[Same message as sent earlier, but without attachments just in case] On 1/24/2012 1:46 AM, Marcello Perathoner wrote:
On 01/24/2012 12:25 AM, Lee Passey wrote:
On Mon, January 23, 2012 3:48 pm, Marcello Perathoner wrote:
Please show me how.
You do it the same way you do TEI, except you map the tags differently
Ok. Now put that into code, runnable on an ubuntu box,
I see. You don't just want me to show you how, you actually want me to do all the work. I'm not sure I want to go to that much effort simply to demonstrate to you that it's possible. What I will do for you is send you the C++ code that you can compile and install yourself. Attached are two zip files; one contains an early version of a C++ version of Tidy (circa 2002) the other additional files used to create the html2txt executable. html2txt.zip contains a file named "filelist.txt" which lists the files from each archive necessary to build the program. I neglected at that time to add the "readme.txt" to the zip file, so I am attaching it here separately. I don't know if the gutvol-d list software strips off attachments or not (if it doesn't, it should). If anyone else would like this code and it doesn't come through, contact me directly. The theory of operation of converting HTML to text is really quite simple, and there's plenty of ways to skin this particular cat. If I were doing this again I would probably use Java as it has all the DOM parsing and manipulating functions necessary, if not built in then readily available. With Java it could easily be done in a couple of hundred lines of code and would "run everywhere." The method is so simple and straight-forward that probably even BowerBird could do it in Python, and I'm sure it's doable as an XSL script as well.
and give it to the WWers to evaluate.
LOL! I'm not convinced that any of the white-washers could even spell ubuntu, let alone compile, install and use a Linux program. For them I've attached a MSWindows executable built from the attached code.
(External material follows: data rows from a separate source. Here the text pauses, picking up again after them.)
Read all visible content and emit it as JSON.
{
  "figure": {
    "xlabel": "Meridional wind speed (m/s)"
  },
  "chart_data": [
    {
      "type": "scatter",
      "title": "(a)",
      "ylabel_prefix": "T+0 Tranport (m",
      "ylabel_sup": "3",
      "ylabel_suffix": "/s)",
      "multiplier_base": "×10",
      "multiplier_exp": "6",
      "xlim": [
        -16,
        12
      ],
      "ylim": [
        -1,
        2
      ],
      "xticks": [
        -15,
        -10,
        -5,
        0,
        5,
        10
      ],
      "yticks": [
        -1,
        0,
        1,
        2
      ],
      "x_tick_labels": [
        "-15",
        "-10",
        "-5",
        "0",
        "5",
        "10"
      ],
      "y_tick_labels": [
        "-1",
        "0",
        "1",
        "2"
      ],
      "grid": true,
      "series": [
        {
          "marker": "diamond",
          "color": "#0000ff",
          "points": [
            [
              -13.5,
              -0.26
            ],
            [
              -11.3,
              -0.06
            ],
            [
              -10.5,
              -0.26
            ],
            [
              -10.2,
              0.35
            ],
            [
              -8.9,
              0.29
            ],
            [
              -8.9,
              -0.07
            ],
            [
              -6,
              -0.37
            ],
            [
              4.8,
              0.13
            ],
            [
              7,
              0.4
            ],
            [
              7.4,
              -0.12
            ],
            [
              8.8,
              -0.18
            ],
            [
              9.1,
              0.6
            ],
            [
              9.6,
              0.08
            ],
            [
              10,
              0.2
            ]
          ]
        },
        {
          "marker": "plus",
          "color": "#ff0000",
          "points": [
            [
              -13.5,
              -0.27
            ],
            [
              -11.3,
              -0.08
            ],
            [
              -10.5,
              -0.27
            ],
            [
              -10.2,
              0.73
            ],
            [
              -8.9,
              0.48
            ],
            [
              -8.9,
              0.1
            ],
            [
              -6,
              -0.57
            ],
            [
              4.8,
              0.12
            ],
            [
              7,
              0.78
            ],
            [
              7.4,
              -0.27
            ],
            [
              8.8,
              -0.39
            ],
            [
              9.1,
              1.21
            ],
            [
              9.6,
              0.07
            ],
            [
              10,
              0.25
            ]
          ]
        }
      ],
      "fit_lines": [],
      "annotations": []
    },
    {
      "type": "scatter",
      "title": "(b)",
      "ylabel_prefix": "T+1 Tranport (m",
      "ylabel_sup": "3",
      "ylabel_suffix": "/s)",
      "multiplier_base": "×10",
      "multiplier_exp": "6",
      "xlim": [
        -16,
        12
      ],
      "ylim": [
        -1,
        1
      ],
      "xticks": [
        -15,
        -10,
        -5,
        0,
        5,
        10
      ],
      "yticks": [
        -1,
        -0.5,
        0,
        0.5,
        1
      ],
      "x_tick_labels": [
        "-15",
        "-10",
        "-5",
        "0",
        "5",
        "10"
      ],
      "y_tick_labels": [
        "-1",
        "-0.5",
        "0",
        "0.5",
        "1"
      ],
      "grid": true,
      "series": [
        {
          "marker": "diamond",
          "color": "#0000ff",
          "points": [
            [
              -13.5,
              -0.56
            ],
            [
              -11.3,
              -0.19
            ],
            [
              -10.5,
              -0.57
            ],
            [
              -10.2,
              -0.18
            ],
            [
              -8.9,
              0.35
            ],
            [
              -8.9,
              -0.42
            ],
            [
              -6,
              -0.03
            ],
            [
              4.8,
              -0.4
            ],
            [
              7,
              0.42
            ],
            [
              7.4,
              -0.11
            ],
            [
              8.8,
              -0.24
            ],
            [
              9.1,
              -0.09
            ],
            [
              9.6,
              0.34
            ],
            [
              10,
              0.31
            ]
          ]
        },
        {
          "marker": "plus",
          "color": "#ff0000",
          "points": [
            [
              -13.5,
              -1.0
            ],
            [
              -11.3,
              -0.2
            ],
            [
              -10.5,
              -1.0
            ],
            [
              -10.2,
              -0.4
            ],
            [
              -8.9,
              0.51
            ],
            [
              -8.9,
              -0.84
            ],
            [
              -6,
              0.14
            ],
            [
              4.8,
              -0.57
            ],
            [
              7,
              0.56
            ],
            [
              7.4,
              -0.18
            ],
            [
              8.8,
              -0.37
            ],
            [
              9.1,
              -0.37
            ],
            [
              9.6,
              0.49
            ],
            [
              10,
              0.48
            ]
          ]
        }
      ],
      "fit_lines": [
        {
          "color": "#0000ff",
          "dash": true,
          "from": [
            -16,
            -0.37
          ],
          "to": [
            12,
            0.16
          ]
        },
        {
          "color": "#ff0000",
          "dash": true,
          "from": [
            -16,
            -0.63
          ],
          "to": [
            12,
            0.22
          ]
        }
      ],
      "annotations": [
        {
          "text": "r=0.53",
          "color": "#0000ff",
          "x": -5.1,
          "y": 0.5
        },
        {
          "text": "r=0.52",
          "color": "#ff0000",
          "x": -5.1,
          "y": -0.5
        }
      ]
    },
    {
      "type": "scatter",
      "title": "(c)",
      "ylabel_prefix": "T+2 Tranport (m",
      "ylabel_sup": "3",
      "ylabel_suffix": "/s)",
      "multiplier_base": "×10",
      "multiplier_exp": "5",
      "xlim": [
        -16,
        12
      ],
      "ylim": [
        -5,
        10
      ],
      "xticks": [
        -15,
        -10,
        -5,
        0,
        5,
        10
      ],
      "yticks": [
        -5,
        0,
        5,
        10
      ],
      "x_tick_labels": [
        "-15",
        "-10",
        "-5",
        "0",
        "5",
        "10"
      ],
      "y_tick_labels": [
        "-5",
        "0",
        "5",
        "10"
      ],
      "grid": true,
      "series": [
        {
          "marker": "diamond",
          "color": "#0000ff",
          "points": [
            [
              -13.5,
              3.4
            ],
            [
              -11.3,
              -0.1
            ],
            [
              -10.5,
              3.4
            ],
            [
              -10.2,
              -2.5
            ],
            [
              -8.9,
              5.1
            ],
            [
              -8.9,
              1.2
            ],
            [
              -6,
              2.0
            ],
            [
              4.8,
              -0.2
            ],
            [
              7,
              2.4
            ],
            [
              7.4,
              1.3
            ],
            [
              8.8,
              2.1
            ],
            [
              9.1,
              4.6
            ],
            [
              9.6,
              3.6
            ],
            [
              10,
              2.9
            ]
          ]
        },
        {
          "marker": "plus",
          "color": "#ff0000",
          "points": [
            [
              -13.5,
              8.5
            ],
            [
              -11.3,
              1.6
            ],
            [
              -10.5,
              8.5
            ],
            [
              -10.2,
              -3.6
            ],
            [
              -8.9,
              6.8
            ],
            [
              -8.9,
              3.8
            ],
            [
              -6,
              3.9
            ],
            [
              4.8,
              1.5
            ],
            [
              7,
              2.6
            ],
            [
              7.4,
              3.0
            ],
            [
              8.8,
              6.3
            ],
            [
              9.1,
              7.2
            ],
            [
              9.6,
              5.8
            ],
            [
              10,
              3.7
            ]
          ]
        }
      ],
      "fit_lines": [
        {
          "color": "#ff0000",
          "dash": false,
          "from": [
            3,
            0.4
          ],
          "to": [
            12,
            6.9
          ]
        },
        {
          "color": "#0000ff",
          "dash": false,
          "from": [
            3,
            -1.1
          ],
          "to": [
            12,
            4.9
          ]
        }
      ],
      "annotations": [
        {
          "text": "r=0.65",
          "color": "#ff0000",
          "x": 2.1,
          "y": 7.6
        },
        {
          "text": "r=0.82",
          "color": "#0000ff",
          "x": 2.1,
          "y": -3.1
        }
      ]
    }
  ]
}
Take a hundred random samples from the archive and pipe the HTML file thru your device and see if something very close to the posted txt file comes out. (You may safely ignore where the lines break, but not the number of empty lines between blocks.)
This is an exercise left to the reader. Of course, the real test is not equivalency, but whether the output is something the white-washers would accept; no one can judge whether this requirement is met except the white-washers themselves.